Oger supports cross-validation of datasets. As a tutorial example, we will redo the 30th order NARMA experiment, but this time using different forms of cross-validation. We start of with the same dataset and flow definitions:

inputs, outputs = Oger.datasets.narma30(sample_len=1000)
data = [inputs, zip(inputs, outputs)]

reservoir = Oger.nodes.ReservoirNode(output_dim=100, input_scaling=0.1)
readout = Oger.nodes.RidgeRegressionNode(0)

flow = mdp.Flow([reservoir, readout]) 

Next, instead of training and executing the flow manually on training and testing data, we use the Oger function validate:

errors = Oger.evaluation.validate(data, flow, Oger.utils.nrmse, cross_validate_function=Oger.evaluation.train_test_only, training_fraction=0.5)

This function takes a dataset (in the MDP format, i.e. a list of iterables) and a flow, and additionally a loss-function (in this case the nrmse), a cross-validation function and additional keyword-arguments which are passed on to the cross-validation function (in this case training_fraction=0.5).

The cross-validation function determines the type of cross-validation: here we use the special case of simple training and testing, using 9/10 of the dataset for training (training_fraction=0.9).

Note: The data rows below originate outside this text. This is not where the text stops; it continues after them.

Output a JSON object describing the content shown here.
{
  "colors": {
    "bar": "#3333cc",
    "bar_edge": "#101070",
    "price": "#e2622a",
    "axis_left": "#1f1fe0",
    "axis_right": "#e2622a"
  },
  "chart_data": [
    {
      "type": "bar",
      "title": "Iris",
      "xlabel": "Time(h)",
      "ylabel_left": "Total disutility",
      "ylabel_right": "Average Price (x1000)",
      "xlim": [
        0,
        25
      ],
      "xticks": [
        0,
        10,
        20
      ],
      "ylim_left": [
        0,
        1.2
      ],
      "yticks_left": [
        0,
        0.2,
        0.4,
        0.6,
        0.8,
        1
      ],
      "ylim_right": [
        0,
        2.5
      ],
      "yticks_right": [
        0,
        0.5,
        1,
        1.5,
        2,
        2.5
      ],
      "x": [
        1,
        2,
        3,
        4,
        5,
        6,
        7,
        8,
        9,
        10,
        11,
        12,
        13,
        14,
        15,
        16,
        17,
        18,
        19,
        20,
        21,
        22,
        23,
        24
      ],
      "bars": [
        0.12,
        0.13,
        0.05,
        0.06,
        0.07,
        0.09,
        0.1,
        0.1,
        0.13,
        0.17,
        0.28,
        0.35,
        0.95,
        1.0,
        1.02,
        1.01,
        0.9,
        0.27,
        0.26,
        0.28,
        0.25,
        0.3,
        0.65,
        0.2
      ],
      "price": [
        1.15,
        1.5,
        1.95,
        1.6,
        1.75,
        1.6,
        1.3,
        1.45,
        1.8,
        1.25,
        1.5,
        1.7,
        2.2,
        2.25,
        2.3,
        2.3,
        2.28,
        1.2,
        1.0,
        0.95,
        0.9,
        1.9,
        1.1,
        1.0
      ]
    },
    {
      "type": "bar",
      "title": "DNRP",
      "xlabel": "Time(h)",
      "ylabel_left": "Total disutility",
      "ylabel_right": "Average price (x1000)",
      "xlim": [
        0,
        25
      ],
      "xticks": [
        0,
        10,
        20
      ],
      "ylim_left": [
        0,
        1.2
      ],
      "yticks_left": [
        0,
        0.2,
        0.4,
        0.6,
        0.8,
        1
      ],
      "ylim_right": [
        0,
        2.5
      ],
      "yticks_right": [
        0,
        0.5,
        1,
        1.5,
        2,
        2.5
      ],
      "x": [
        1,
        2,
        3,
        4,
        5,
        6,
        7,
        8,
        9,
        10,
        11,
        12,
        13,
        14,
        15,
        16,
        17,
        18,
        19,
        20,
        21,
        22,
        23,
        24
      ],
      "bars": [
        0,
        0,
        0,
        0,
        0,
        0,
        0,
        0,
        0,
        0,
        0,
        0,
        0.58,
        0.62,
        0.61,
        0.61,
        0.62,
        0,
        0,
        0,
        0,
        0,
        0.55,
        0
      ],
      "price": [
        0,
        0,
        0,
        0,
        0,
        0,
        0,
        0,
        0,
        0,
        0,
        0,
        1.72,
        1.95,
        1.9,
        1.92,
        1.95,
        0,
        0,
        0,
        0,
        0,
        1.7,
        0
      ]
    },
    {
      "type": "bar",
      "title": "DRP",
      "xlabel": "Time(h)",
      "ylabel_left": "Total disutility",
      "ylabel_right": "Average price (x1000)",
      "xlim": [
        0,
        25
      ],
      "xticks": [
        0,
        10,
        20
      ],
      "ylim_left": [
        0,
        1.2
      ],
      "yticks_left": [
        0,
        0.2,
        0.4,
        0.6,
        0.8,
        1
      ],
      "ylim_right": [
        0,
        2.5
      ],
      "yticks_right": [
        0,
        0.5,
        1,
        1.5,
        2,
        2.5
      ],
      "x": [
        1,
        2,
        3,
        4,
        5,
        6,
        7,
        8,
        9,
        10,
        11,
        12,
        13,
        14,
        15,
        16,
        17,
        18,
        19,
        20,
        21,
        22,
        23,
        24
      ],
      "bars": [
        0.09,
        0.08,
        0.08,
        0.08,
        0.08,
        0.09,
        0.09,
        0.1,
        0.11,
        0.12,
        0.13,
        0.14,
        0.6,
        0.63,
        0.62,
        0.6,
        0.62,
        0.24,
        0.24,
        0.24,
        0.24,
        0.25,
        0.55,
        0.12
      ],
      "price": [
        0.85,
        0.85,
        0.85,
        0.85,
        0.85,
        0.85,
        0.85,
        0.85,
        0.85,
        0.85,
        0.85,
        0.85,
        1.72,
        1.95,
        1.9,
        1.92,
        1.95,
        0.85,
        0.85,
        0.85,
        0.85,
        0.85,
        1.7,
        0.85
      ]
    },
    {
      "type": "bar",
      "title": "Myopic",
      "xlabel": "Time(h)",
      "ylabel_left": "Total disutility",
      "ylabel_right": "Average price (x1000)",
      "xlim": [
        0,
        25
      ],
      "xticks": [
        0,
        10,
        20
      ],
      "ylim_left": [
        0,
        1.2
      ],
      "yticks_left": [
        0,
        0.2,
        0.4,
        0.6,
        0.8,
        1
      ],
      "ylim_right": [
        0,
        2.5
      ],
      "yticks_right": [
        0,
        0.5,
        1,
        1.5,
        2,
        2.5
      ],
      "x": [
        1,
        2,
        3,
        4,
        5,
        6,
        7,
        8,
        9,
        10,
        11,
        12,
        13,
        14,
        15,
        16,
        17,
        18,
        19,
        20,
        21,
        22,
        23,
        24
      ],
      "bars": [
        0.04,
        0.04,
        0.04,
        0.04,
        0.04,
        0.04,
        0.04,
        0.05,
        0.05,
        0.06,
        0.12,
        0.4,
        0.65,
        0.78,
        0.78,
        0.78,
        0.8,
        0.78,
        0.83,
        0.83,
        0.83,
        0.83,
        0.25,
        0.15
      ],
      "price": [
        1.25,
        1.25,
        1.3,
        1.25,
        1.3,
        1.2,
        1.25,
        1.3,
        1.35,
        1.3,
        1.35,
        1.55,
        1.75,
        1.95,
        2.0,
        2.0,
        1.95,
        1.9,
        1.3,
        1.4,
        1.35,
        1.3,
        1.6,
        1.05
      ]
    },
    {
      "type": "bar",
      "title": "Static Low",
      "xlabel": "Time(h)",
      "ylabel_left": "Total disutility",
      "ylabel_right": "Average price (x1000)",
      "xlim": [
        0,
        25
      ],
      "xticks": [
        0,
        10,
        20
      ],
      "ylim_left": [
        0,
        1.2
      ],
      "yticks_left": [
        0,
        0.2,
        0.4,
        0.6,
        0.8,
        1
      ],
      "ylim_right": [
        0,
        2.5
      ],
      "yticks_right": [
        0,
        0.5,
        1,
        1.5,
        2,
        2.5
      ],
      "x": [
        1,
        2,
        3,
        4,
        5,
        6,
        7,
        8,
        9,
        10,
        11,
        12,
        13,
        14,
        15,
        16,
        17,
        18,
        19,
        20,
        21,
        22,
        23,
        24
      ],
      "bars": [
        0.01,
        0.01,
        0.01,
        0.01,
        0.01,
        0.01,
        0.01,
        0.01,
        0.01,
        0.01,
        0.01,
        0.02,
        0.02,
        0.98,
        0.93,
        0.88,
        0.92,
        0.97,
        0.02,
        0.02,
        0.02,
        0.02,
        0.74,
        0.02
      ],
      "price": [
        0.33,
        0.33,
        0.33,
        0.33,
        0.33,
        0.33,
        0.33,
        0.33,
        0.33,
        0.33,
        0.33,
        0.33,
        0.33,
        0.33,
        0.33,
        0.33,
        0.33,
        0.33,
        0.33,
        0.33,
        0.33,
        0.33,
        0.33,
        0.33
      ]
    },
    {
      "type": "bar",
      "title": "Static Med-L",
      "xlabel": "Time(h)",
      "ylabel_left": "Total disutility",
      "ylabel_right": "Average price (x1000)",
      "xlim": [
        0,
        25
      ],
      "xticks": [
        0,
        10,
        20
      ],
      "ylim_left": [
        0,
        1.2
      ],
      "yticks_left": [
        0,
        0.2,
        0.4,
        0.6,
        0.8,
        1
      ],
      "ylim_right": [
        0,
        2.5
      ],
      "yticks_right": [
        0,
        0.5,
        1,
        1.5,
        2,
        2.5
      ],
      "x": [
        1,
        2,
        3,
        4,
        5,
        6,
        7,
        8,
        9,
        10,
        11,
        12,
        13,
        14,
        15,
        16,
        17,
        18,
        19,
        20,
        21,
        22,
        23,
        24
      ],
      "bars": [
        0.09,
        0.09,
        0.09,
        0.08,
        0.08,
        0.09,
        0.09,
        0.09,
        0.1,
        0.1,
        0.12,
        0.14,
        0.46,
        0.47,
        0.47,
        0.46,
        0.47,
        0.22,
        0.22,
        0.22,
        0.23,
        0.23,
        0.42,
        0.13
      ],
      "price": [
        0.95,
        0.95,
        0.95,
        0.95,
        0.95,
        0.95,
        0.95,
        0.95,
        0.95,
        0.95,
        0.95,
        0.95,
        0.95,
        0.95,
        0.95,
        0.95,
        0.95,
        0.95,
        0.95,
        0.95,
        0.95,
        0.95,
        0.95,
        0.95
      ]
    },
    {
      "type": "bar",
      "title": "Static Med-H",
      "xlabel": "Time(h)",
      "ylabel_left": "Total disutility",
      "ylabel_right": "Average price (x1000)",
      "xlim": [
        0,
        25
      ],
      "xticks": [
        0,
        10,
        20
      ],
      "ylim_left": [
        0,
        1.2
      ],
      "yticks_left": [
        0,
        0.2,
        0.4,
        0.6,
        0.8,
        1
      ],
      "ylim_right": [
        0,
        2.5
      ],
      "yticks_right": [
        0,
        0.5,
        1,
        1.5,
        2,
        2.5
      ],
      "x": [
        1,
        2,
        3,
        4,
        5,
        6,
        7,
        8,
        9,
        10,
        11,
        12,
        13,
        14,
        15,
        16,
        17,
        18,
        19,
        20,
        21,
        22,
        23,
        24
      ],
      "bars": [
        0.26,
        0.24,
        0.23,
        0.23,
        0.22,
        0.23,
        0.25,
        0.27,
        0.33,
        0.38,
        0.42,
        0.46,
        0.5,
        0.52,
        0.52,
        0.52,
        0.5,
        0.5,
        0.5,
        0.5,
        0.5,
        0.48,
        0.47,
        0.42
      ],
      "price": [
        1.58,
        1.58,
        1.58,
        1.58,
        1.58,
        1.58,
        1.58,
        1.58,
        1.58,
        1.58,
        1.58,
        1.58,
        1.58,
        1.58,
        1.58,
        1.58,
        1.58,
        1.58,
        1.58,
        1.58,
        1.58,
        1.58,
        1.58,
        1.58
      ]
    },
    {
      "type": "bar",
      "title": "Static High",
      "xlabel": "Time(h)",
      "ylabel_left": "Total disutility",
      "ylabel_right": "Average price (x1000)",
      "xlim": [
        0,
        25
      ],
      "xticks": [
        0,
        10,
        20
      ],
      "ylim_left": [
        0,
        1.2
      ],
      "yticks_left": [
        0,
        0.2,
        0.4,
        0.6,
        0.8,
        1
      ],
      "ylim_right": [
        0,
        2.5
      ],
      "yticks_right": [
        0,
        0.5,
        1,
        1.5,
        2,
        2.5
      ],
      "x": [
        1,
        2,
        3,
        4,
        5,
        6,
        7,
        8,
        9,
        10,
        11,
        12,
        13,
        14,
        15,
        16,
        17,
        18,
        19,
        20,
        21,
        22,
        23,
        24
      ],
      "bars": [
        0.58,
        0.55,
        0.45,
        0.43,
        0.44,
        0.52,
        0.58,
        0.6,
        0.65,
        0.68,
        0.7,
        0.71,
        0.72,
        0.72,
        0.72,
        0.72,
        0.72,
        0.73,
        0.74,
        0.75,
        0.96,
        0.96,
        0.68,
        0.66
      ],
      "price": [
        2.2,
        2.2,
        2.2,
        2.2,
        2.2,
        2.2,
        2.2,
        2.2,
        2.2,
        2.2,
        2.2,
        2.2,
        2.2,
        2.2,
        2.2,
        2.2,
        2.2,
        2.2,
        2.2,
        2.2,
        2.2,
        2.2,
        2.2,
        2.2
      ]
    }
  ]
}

So, this is equivalent to the original NARMA tutorial, except that here the examples used for training are selected randomly. The validate function returns a list of errors, one for each fold (which is in this case only a single value).

We can repeat this same experiment but using 5-fold cross-validation as follows:

errors = Oger.evaluation.validate(data, flow, Oger.utils.nrmse, n_folds=5)

Notice how we don't explicitly pass the cross-validation-function, because we want the default value of Oger.evaluation.n_fold_random. We also use a different keyword argument for the cross-validation function, namely the number of folds. The return argument errors is in this case a list of five values.

Finally, we can maximize the amount of data used for training by using leave-one-out cross-validation as follows:

errors = Oger.evaluation.validate(data, flow, Oger.utils.nrmse, cross_validate_function=Oger.evaluation.leave_one_out)

This cross-validation function does not use any additional keyword arguments, since the number of folds is determined by the size of the dataset (in this case 10 examples). The errors will be a list of 10 values in this case.